The end of the year is nigh but there are more birds to see. What’s a birder with a year list to do but check eBird, keep an eye on the local rare bird alerts, and get out there before the end of the 31st? For a disciplined birder faithful to the year list, the logical solution is racing around and getting in those last, final birds. But, disciplined or not, if the holidays get in the way, or family responsibilities come into play, we might have to settle on a year list total some days before the 31st. Such is my case but I won’t complain. I’ve had a wonderful year of birding, walked past my initial goal of 600 species in Costa Rica way back in spring, and hit 650 some time ago. Recently, I also hit 675, and if I had time to head to Guanacaste, Tapanti, and a couple other sites, I’m satisfied knowing that I would break 680.
Therein lies one of the big benefits of looking for birds in a mega biodiverse country and an easy mantra for birding Costa Rica- do more birding, identify more species. With over 800 possibilities, it kind of never ends as long as you keep hitting different habitats and bioregions, and by the end of the year, there are always some species still missing from the list. Unless I see them outside my window or happen to get in a final day or two of birding in the right places, a dozen of my biggest misses will include the following:
Hook-billed Kite– It’s not common but it’s not rare so this one is probably my biggest miss of the year. It can turn up in all sorts of places, some of the most likely being the Orosi area, and wetland/riparian zones in Guanacaste. I still have a slim hope that one might be soaring up there near the house while I look out the window but some serious lady birding luck would have to be in the cards for that to happen. I’ll keep looking though, because “she” has paid unexpected visits right out the window on more than one occasion. As for other raptors, I did pretty good, getting the hawk-eagle trifecta, Tiny Hawk, Bicolored, Hawk, Crane Hawk, and 27 other diurnal species. To give an idea of raptor diversity in Costa Rica, that nice total still leaves out Cooper’s, Sharpie, Snail Kite, Black-collared Hawk, the three mega rare eagles (that would be Harpy, Crested, and Solitary), and three other species on the country list.

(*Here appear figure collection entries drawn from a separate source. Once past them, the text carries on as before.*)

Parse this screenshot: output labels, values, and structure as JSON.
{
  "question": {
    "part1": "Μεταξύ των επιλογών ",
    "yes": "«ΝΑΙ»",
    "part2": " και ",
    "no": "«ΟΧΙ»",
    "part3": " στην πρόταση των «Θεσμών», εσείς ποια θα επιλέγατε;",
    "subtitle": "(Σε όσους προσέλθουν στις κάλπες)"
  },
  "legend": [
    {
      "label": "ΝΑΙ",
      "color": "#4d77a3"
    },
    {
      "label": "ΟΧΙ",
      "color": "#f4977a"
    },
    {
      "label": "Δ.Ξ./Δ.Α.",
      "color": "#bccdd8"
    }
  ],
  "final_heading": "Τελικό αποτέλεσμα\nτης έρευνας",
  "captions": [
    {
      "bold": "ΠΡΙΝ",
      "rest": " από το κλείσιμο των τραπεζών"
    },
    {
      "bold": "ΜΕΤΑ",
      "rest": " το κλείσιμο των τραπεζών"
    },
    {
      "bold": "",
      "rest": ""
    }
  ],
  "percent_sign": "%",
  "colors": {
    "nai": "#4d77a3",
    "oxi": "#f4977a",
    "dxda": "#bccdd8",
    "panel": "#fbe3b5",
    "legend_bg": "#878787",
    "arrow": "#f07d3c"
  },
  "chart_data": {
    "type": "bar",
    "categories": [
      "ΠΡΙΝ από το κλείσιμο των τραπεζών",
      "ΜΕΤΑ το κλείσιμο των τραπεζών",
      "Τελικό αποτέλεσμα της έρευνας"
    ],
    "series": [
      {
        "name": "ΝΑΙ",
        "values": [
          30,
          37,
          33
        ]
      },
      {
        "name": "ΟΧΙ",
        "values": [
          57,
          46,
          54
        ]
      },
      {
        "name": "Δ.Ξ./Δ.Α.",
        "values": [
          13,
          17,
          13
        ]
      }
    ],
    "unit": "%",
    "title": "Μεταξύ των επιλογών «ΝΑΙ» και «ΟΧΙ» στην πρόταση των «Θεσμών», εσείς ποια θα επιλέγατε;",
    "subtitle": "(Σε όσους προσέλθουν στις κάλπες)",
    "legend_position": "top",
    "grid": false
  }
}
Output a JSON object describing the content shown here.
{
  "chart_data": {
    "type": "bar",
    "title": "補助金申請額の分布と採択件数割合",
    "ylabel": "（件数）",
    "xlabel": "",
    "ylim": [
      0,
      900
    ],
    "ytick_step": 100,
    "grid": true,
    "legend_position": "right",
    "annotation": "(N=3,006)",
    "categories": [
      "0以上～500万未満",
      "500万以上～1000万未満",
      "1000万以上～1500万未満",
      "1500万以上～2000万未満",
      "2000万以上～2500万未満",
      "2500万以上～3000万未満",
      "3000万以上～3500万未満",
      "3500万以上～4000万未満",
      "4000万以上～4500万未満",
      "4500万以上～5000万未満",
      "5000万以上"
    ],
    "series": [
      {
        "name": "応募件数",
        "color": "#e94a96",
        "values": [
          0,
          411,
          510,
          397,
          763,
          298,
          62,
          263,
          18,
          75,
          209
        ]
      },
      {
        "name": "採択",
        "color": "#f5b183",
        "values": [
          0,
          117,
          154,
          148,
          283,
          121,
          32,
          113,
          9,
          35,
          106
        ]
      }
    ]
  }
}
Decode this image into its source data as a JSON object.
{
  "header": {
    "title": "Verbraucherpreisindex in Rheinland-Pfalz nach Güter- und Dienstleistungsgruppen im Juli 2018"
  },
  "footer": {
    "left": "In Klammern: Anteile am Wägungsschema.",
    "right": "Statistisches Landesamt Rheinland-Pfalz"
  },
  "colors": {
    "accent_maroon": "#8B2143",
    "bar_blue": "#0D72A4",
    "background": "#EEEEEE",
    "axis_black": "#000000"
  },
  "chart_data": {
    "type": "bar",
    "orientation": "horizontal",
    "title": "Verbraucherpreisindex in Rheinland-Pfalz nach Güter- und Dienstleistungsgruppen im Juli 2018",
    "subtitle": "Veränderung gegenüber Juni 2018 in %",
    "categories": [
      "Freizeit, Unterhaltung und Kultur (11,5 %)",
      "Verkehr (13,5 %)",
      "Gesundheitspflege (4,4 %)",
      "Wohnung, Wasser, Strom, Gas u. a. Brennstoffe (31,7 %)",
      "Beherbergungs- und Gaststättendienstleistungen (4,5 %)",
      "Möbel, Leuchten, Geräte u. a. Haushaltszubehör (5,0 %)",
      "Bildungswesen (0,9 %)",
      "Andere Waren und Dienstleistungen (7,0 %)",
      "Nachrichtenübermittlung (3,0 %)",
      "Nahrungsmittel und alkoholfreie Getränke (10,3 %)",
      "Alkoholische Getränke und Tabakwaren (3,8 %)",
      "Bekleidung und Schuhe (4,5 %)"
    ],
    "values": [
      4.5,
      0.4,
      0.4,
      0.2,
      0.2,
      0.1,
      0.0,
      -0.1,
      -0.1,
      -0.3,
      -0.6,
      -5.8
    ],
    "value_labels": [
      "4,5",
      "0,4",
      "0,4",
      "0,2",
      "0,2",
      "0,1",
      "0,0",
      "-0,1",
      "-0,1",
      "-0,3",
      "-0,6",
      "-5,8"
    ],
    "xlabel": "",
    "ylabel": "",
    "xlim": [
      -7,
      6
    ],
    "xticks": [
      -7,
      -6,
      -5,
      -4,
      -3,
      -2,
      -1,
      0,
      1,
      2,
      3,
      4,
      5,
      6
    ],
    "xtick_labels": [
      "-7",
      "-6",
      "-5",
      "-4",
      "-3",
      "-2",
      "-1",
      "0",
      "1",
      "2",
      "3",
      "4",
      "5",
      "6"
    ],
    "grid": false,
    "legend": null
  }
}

A Hook-billed Kite from another year.
Blue-footed Booby– It’s irregular but I usually see it at some point, and since I had seen several the previous year, I figured this one was in the bag. Another ride on the ferry or more scope time from shore would probably work.
One of several from the ferry in 2015.
Sunbittern– I was going to say Agami Heron but since that species is pretty uncommon and tough, I can’t really say that it falls into the “Big Miss” category. I had one main chance to get it while visiting Laguna del Lagarto almost a year ago but, for whatever reason, the fancy heron wasn’t showing up where it usually does. As for the Sunbittern, Yeah, I should have seen that oen at some point! I sure looked at enough suitable rivers for it. If you need it, the most reliable spot is probably the rivers near Rancho Naturalista.
Sungrebe– Yep, I also missed the other “sun” bird! Since I didn’t do any boat trips in Cano Negro or Tortuguero, no surprise there. I still hoped to chance upon one while checking lagoons in other places but oh well, no Sungrebe for me in 2016.
One from another time at Tortuguero.
Gray-headed Dove– I had hoped to at least hear one during an afternoon at Cano Negro village but didn’t so there went my main chance for this uncommon species. I made up for it though with hearing the rarer Violaceous Quail-Dove at Hitoy Cerere!
Common Nighthawk– Some birds have “common” in their name but aren’t so common. In Costa Rica, this one should be known as the “Locally and Seasonally Common Nighthawk”. It’s a passage migrant in large numbers on the Caribbean coast and is a resident in a few other places. Because of this, I figured it was a given during spring and fall visits near Cahuita but nope, no Common Nighthawks!
Green-fronted Lancebill– This stream loving hummingbird is easy to miss (I might still get it) but if you spend enough time at Tapanti, Monteverde, and streams with waterfalls in cloud forest, you have a fair chance. I did really good for hummingbirds in general however seeing all other regular species and lifering the Rufous-crested Coquette at Rancho Naturalista!
If I head to the mountains, might still get one of these.
Yellow-bellied Sapsucker– I know, not so exciting for birders from up north but I usually see one or two of this uncommon migrant during the year. Still might get it but the time is ticking down for this one.
Merlin– Pretty much the same story as the sapsucker. I actually probably did see one while driving through Cartago but the looks were just too brief to call it for the year list.
Tawny-throated Leaftosser– If I can head out tomorrow, might still get it! Really surprised, though, to not at least hear it while birding at more than one good site for it during the year.
White-throated Flycatcher– Somehow missed this uncommon one too. I looked for it a few times in the right places but should have looked more.
I hope 2016 treated you well in terms of birds, birding, dark organic chocolate, and all other things good in life!